We design and adapt experimental equipment for our needs in study of Surfaces and Interfaces. Beside the study of dip-coated, spin-coated and sputtered thin films, monolayers, bilayers, and multilayers, we focus on growth of phospholipid bilayers on diverse substrates. In the latter context we developed a solvent free, dry process for deposition of stable lipid bi-layers in high vacuum. We focus on processes to obtain homogeneous layers. Protein insertion by conventional wet processes and the development of dry, long term storable and stable systems as platforms for biosensors is one of our objectives.

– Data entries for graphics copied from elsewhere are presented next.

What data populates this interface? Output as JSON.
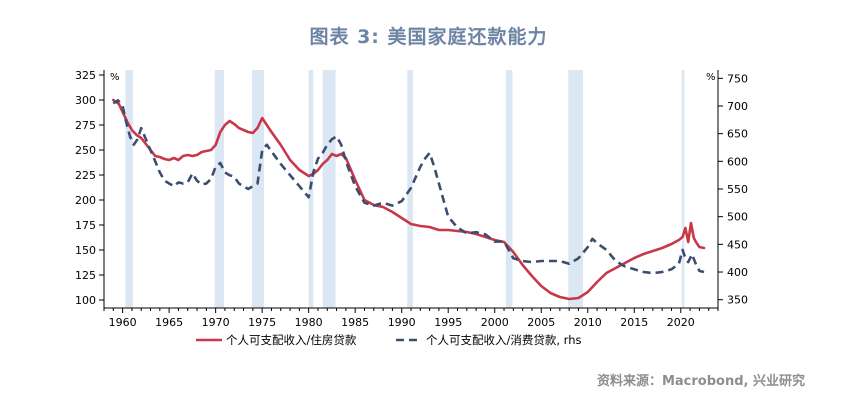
{
  "title": "图表 3:  美国家庭还款能力",
  "source": "资料来源：Macrobond, 兴业研究",
  "colors": {
    "mortgage_line": "#c8384a",
    "consumer_line": "#3c4e6e",
    "recession_band": "#dce7f4",
    "axis": "#000000"
  },
  "chart_data": {
    "type": "line",
    "title": "图表 3:  美国家庭还款能力",
    "xlim": [
      1958,
      2024
    ],
    "x_ticks": [
      1960,
      1965,
      1970,
      1975,
      1980,
      1985,
      1990,
      1995,
      2000,
      2005,
      2010,
      2015,
      2020
    ],
    "y_left": {
      "unit": "%",
      "range": [
        92,
        330
      ],
      "ticks": [
        100,
        125,
        150,
        175,
        200,
        225,
        250,
        275,
        300,
        325
      ]
    },
    "y_right": {
      "unit": "%",
      "range": [
        335,
        765
      ],
      "ticks": [
        350,
        400,
        450,
        500,
        550,
        600,
        650,
        700,
        750
      ]
    },
    "recession_bands": [
      [
        1960.3,
        1961.1
      ],
      [
        1969.9,
        1970.9
      ],
      [
        1973.9,
        1975.2
      ],
      [
        1980.0,
        1980.5
      ],
      [
        1981.5,
        1982.9
      ],
      [
        1990.6,
        1991.2
      ],
      [
        2001.2,
        2001.9
      ],
      [
        2007.9,
        2009.5
      ],
      [
        2020.1,
        2020.4
      ]
    ],
    "series": [
      {
        "name": "个人可支配收入/住房贷款",
        "axis": "left",
        "style": "solid",
        "color": "#c8384a",
        "x": [
          1959.0,
          1959.6,
          1960.0,
          1960.5,
          1961.0,
          1961.5,
          1962.0,
          1962.5,
          1963.0,
          1963.5,
          1964.0,
          1964.5,
          1965.0,
          1965.5,
          1966.0,
          1966.5,
          1967.0,
          1967.5,
          1968.0,
          1968.5,
          1969.0,
          1969.5,
          1970.0,
          1970.5,
          1971.0,
          1971.5,
          1972.0,
          1972.5,
          1973.0,
          1973.5,
          1974.0,
          1974.5,
          1975.0,
          1975.5,
          1976.0,
          1977.0,
          1978.0,
          1979.0,
          1980.0,
          1980.5,
          1981.0,
          1981.5,
          1982.0,
          1982.5,
          1983.0,
          1983.5,
          1984.0,
          1985.0,
          1986.0,
          1987.0,
          1988.0,
          1989.0,
          1990.0,
          1991.0,
          1992.0,
          1993.0,
          1994.0,
          1995.0,
          1996.0,
          1997.0,
          1998.0,
          1999.0,
          2000.0,
          2001.0,
          2002.0,
          2003.0,
          2004.0,
          2005.0,
          2006.0,
          2007.0,
          2008.0,
          2009.0,
          2010.0,
          2011.0,
          2012.0,
          2013.0,
          2014.0,
          2015.0,
          2016.0,
          2017.0,
          2018.0,
          2019.0,
          2019.8,
          2020.2,
          2020.5,
          2020.8,
          2021.1,
          2021.4,
          2021.7,
          2022.0,
          2022.5
        ],
        "values": [
          300,
          296,
          288,
          278,
          270,
          265,
          262,
          256,
          250,
          244,
          243,
          241,
          240,
          242,
          240,
          244,
          245,
          244,
          245,
          248,
          249,
          250,
          255,
          268,
          275,
          279,
          276,
          272,
          270,
          268,
          267,
          272,
          282,
          275,
          268,
          255,
          240,
          230,
          224,
          226,
          230,
          236,
          240,
          246,
          244,
          246,
          242,
          220,
          200,
          195,
          193,
          188,
          182,
          176,
          174,
          173,
          170,
          170,
          169,
          168,
          166,
          163,
          160,
          158,
          148,
          135,
          124,
          114,
          107,
          103,
          101,
          102,
          108,
          118,
          127,
          132,
          137,
          142,
          146,
          149,
          152,
          156,
          160,
          163,
          172,
          158,
          177,
          162,
          157,
          153,
          152
        ]
      },
      {
        "name": "个人可支配收入/消费贷款, rhs",
        "axis": "right",
        "style": "dashed",
        "color": "#3c4e6e",
        "x": [
          1959.0,
          1959.5,
          1960.0,
          1960.4,
          1960.8,
          1961.2,
          1961.6,
          1962.0,
          1962.5,
          1963.0,
          1963.5,
          1964.0,
          1964.5,
          1965.0,
          1965.5,
          1966.0,
          1966.5,
          1967.0,
          1967.5,
          1968.0,
          1968.5,
          1969.0,
          1969.5,
          1970.0,
          1970.5,
          1971.0,
          1971.5,
          1972.0,
          1972.5,
          1973.0,
          1973.5,
          1974.0,
          1974.5,
          1975.0,
          1975.5,
          1976.0,
          1977.0,
          1978.0,
          1979.0,
          1980.0,
          1980.5,
          1981.0,
          1981.5,
          1982.0,
          1982.5,
          1983.0,
          1983.5,
          1984.0,
          1985.0,
          1986.0,
          1987.0,
          1988.0,
          1989.0,
          1990.0,
          1991.0,
          1992.0,
          1992.5,
          1993.0,
          1993.5,
          1994.0,
          1995.0,
          1996.0,
          1997.0,
          1998.0,
          1999.0,
          2000.0,
          2001.0,
          2002.0,
          2003.0,
          2004.0,
          2005.0,
          2006.0,
          2007.0,
          2008.0,
          2009.0,
          2010.0,
          2010.5,
          2011.0,
          2012.0,
          2013.0,
          2014.0,
          2015.0,
          2016.0,
          2017.0,
          2018.0,
          2019.0,
          2019.8,
          2020.2,
          2020.5,
          2020.8,
          2021.2,
          2021.6,
          2022.0,
          2022.5
        ],
        "values": [
          705,
          710,
          700,
          670,
          645,
          630,
          640,
          660,
          640,
          620,
          600,
          580,
          565,
          560,
          555,
          562,
          560,
          562,
          578,
          565,
          558,
          560,
          568,
          590,
          597,
          580,
          575,
          572,
          560,
          555,
          550,
          555,
          560,
          620,
          630,
          618,
          595,
          575,
          555,
          535,
          580,
          605,
          615,
          630,
          640,
          645,
          630,
          600,
          555,
          525,
          520,
          525,
          520,
          528,
          552,
          590,
          605,
          615,
          590,
          560,
          500,
          480,
          470,
          472,
          468,
          455,
          455,
          425,
          420,
          418,
          420,
          420,
          420,
          415,
          425,
          445,
          460,
          452,
          440,
          420,
          410,
          405,
          400,
          398,
          400,
          405,
          415,
          440,
          425,
          418,
          432,
          415,
          402,
          400
        ]
      }
    ]
  }
}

Experimentos en el SurfLab UC

Sobre el Laboratorio de Superficies Surflab UC

Bionanotechnology is an emerging field that combines nanoscale technologies with biological systems in order to create functional devices with applications in drug delivery, biosensors, carriers of small molecules and templates for pharmaceutical design. A cornerstone material in the semiconductor industry and nanotechnology is silicon. An important goal for bionanotechnology is to create a silicon-based chips that biomimics the cell membrane, i.e. a bio-silica interface. Such a bio-silica interface could be used to study the insertion of proteins within membranes. A first step to mimic the cell membrane over a solid surface is to form the phospholipid bilayers, which are referred to as a supported lipid bilayers (SLB). One method to form a SLB is by using small vesicles, which are suspended in water or buffer solution and set to interact with a silicon surface. Once the vesicles interact with the hydrophilic silicon surface, they self-assemble into a SLB. There have been many studies reporting different methods to form SLBs from vesicles, such as polymer cushioned lipid bilayers, hybrid bilayers supported over alkane-thiol self-assembled monolayers (SAM), tethered lipid bilayers and freely suspended bilayers. Another method to form SLBs, without starting from a vesicle, is using the Langmuir-Blodgett trough method, where a solid substrate is successively immersed within a compressed layer of lipids, that assemble at a liquid-air interface. Furthermore, a recent solvent-assisted method using isopropanol has been reported to form SLB, where lipid molecules are dissolved in isopropanol and flowed through a liquid reaction chamber, generating a bilayer over a glass slide. All the aforementioned methods involve the use of solvents to dissolve lipid molecules, transport small vesicles or assemble a transfer monolayer over liquid-air interfaces. A main disadvantage of liquid-based methods is that they are dependent on specific phospholipid and solvent type, concentration and surface tension between the liquid-solid interface. 

One branch of our research focuses on the creation of solvent-free bio-silica interfaces. We have shown that supported bilayers of Dipalmitoylphosphatidylcholine (DPPC) can be evaporated from their vapor phase over a porous polymer cushion, which is also previously evaporated onto the substrate. The task of the porous polymer cushion is to hydrate the phospholipid bilayer. In addition, we experimented with the fabrication of nanoporous silicon as a substrate for supported lipid bilayers. Again, the pores shall hydrate the phospholipid bilayer for a prolonged stability. 

Recently we studied the solvent free formation of supported lipid bilayers in air directly on solid surfaces, without further hydration with very promising results. This would be an important step for the development of functional interface components of biosensors and other microengineering materials. 

Actually,we are investigating the thermodynamic parameters to produce nearly perfect 2D membranes with long time stability and without the need of further hydration.